А как насчет дендарийцев? Дендарийцы попали в руки… кого? Каковы планы комаррцев? Что они знают о дендарийцах? И каким образом клон может стать дублем и лорда Форкосигана, и адмирала Нейсмита, когда самому Майлзу с таким трудом дается переход из образа в образ?

А Элли… Если Элли не заметила разницы между ними в заброшенном доме, сможет ли она увидеть ее в постели? Осмелится ли этот грязный человечишка коснуться Куин? Но разве можно представить себе человеческое существо, к какому бы из трех полов оно ни принадлежало, которое отказалось бы порезвиться в постели со столь блестящей и прекрасной женщиной… У Майлза все внутри заледенело, когда он представил себе в деталях, как клон «занимается этим с его Куин» (причем «это» было такое, чего сам Майлз даже не успел попробовать). Он заметил, что мертвой хваткой впился в край скамьи, так что побелели фаланги.

Майлз медленно разжал пальцы. Нет, клон должен избегать контакта с теми, кто хорошо знает Майлза, с кем легче всего нарваться на скандал. Если, конечно, он не нахальное дерьмецо, вроде того, что Майлз каждый день видит в зеркале, когда бреется. Майлз и Элли только-только стали близки: заметит она разницу или нет? Если она… Стиснув зубы, Майлз заставил себя вернуться к более важным вещам — стратегическому плану происходящего, например.

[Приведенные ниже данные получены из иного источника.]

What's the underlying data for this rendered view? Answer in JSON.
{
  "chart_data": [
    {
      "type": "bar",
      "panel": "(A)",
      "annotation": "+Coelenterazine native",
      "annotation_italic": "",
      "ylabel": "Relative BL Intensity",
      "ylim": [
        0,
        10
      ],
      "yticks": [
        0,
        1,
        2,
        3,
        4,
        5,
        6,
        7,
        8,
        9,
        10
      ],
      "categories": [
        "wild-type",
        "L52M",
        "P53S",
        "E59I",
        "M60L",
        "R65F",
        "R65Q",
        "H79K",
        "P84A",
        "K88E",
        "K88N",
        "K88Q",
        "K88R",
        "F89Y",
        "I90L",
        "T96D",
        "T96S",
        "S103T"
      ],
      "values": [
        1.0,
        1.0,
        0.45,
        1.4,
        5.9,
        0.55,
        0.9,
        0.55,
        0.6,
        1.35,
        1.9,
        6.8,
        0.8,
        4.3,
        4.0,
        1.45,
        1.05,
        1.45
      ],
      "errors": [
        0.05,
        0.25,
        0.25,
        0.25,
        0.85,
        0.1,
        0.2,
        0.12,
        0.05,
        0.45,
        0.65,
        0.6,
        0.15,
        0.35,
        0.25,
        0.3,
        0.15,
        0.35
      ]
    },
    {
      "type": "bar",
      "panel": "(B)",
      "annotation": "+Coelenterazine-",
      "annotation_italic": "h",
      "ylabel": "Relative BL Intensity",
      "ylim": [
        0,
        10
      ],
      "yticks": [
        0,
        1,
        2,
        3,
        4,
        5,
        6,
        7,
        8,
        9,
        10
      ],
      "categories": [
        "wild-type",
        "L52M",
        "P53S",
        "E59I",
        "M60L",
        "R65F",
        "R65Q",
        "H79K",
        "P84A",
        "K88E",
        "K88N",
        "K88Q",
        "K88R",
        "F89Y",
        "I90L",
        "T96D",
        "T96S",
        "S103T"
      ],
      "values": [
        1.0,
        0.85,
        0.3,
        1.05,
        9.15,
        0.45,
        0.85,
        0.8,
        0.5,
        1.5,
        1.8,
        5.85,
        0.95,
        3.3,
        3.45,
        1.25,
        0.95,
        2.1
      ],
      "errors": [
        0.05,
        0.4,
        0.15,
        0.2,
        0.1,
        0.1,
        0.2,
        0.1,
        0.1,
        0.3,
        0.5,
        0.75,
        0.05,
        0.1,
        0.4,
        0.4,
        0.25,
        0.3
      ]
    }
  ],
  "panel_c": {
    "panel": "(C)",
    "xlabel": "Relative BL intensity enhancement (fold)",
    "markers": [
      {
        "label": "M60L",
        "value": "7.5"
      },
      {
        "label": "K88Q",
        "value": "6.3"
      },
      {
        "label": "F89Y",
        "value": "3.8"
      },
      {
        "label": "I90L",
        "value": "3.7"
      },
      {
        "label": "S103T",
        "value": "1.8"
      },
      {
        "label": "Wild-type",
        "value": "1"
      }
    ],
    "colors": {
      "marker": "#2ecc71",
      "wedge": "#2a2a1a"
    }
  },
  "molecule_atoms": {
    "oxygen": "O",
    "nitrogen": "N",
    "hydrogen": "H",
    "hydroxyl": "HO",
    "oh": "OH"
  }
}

Клон создан явно не затем, чтобы свести Майлза с ума, — это неизбежно само по себе. Клон выкован как оружие, направленное против Барраяра. Через премьер-министра страны графа Эйрела Форкосигана — против Барраяра, словно они нераздельны, Форкосиган и Барраяр. Майлз тут же представил себе с полдюжины способов использования клона против отца, начиная с относительно мягких и кончая ужасающе жестокими. Он взглянул на Галени, застывшего на скамейке в ожидании минуты, когда его собственный отец покончит с ним. Или, может быть, специально принявшего позу жертвы, чтобы вынудить отца сделать это, доказав… что? И Майлз молча исключил мягкий сценарий из списка возможных.

В конце концов усталость взяла свое, и он заснул на жесткой скамье.

Спал он скверно, несколько раз выныривая из неприятного сна для того, чтобы столкнуться с неприглядной реальностью: холодная, жесткая скамья, затекшее тело, Галени, ворочающийся на противоположной скамейке и поблескивающий глазами — проснулся или дремлет? И Майлз из самозащиты проваливался обратно в мир сновидений. Чувство времени окончательно покинуло его. Когда он в конце концов сел, одеревеневшее тело и водяные часы мочевого пузыря свидетельствовали, что проспал он немало. После того как он сходил в туалет, ополоснул заросшее щетиной лицо и выпил воды, мысли снова нахлынули на него, и сон пропал начисто. Майлз жалел, что с ним нет чудного кошачьего одеяла.